Auteur : Liam 'Akiba' Wright
Compilation : Deep Tide TechFlow
Introduction Deep Tide : Un sous-traitant lié à la Corée du Nord a obtenu l'accès au référentiel de code de MetaMask par le biais d'un fournisseur tiers, travaillant du 9 mars jusqu'à son expulsion en avril. Bien que Consensys affirme n'avoir détecté aucun vol d'actifs ni code malveillant, cet incident met en lumière une faille critique dans la gestion de la sous-traitance des projets cryptos : 76 % des fonds volés dans le DeFi proviennent de défaillances opérationnelles liées aux autorisations, et non de vulnérabilités du code.
Un sous-traitant engagé par Consensys via un fournisseur tiers a participé aux travaux sur le code de MetaMask à partir du 9 mars, son accès n'ayant été révoqué qu'en avril. Consensys a ensuite décrit cette personne comme étant liée à la Corée du Nord.
Consensys a indiqué que son enquête n'avait révélé aucune appropriation frauduleuse d'actifs ou de données, aucun déploiement de code malveillant et aucun impact sur la sécurité des utilisateurs. Le conseiller juridique général, Matt Corva, a déclaré que la société avait rapidement identifié la menace, mis fin à l'accès, lancé une enquête complète et informé les autorités.
Selon Drop Site, une alerte interne en avril a demandé la suspension de toutes les publications de produits pour faciliter l'enquête et a conseillé aux employés de ne pas interagir avec ce consultant. Corva a affirmé que la relation avec ce fournisseur de services était bonne, et que Consensys avait depuis révisé ses pratiques avec les prestataires tiers, étendant les normes strictes appliquées aux employés à ces relations externes plus complexes.
La revue des sous-traitants nécessite des restrictions d'accès au référentiel de code
Rien n'indique que les comptes utilisateurs ou les actifs des portefeuilles aient été compromis lors de cet incident. La relation existante de Consensys avec le fournisseur présentait toujours une vulnérabilité : chaque sous-traitant et compte nécessite ses propres garanties.
Les directives générales de sécurité de MetaMask avertissent que des travailleurs malveillants peuvent utiliser de fausses identités et des documents falsifiés pour obtenir des postes à distance. Elles recommandent de vérifier les documents authentiques, de mener plusieurs entretiens, d'utiliser l'authentification matérielle, de valider l'IP et la localisation, d'effectuer des vérifications de antécédents et de limiter l'accès aux systèmes critiques.
Le FBI met également en garde contre les travailleurs informatiques nord-coréens qui utilisent l'accès aux réseaux d'entreprise pour copier des référentiels de code. Ses directives préconisent une vérification d'identité lors des entretiens, de l'intégration et tout au long de l'emploi, des audits réguliers des sociétés de travail intérimaire tierces, un accès au minimum de privilèges et une surveillance des connexions à distance anormales ou des exfiltrations de code.

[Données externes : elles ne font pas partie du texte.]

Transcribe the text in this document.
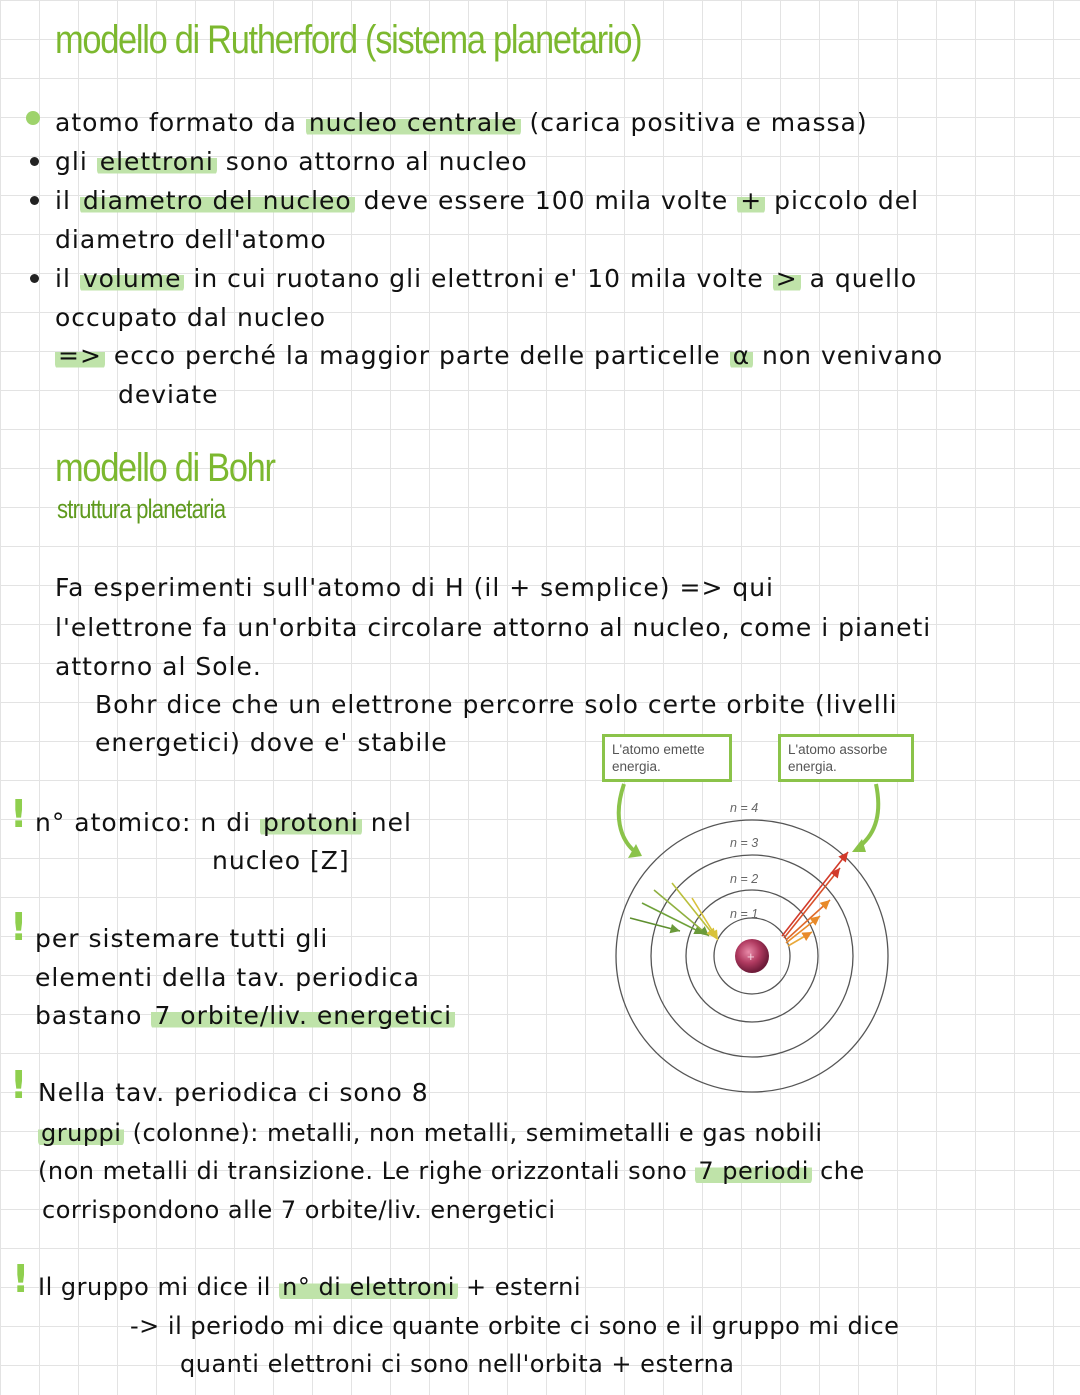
modello di Rutherford (sistema planetario)
atomo formato da nucleo centrale (carica positiva e massa)
gli elettroni sono attorno al nucleo
il diametro del nucleo deve essere 100 mila volte + piccolo del
diametro dell'atomo
il volume in cui ruotano gli elettroni e' 10 mila volte > a quello
occupato dal nucleo
=> ecco perché la maggior parte delle particelle α non venivano
deviate
modello di Bohr
struttura planetaria
Fa esperimenti sull'atomo di H (il + semplice) => qui
l'elettrone fa un'orbita circolare attorno al nucleo, come i pianeti
attorno al Sole.
Bohr dice che un elettrone percorre solo certe orbite (livelli
energetici) dove e' stabile
n = 4
n = 3
n = 2
n = 1
+
L'atomo emette energia.
L'atomo assorbe energia.
! n° atomico: n di protoni nel
nucleo [Z]
! per sistemare tutti gli
elementi della tav. periodica
bastano 7 orbite/liv. energetici
! Nella tav. periodica ci sono 8
gruppi (colonne): metalli, non metalli, semimetalli e gas nobili
(non metalli di transizione. Le righe orizzontali sono 7 periodi che
corrispondono alle 7 orbite/liv. energetici
! Il gruppo mi dice il n° di elettroni + esterni
-> il periodo mi dice quante orbite ci sono e il gruppo mi dice
quanti elettroni ci sono nell'orbita + esterna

Les autorisations et la revue du référentiel de code sont des garanties essentielles
Après l'intégration, les autorisations et la revue du référentiel de code deviennent des mesures de protection essentielles. Les directives du National Cyber Security Centre britannique recommandent de rendre l'activité du référentiel traçable, de revoir chaque modification en environnement de production, d'appliquer un examen supplémentaire aux contributions externes et de révoquer rapidement les accès lorsqu'ils ne sont plus nécessaires. Des identifiants matériels peuvent protéger les comptes contre le vol de données d'authentification, tandis que des autorisations strictement limitées et des examens indépendants peuvent restreindre les modifications possibles par les comptes autorisés.
CryptoSlate a rapporté le 5 juillet qu'au premier semestre 2026, environ 76 % des fonds volés provenaient d'attaques opérationnelles ciblant les clés, la garde, les signatures et les systèmes d'approbation, bien que les vulnérabilités des contrats intelligents soient plus fréquentes. Cet écart explique pourquoi les contrôles d'accès et opérationnels sont importants, même s'ils génèrent moins d'incidents.
Les équipes de portefeuilles et de protocoles devraient considérer l'accès des sous-traitants comme étant continuellement conditionnel. Les vérifications d'identité doivent être menées tout au long de la période d'emploi, les sociétés tierces doivent être auditées, les autorisations sur les référentiels de code doivent rester restreintes et observables, chaque modification en production doit être examinée indépendamment, et les accès doivent être révoqués immédiatement dès qu'ils ne sont plus nécessaires.
La suspension des publications par Consensys en avril montre également la valeur de disposer de moyens prédéfinis pour suspendre les modifications, afin de pouvoir les utiliser lors d'enquêtes sur des accès suspects.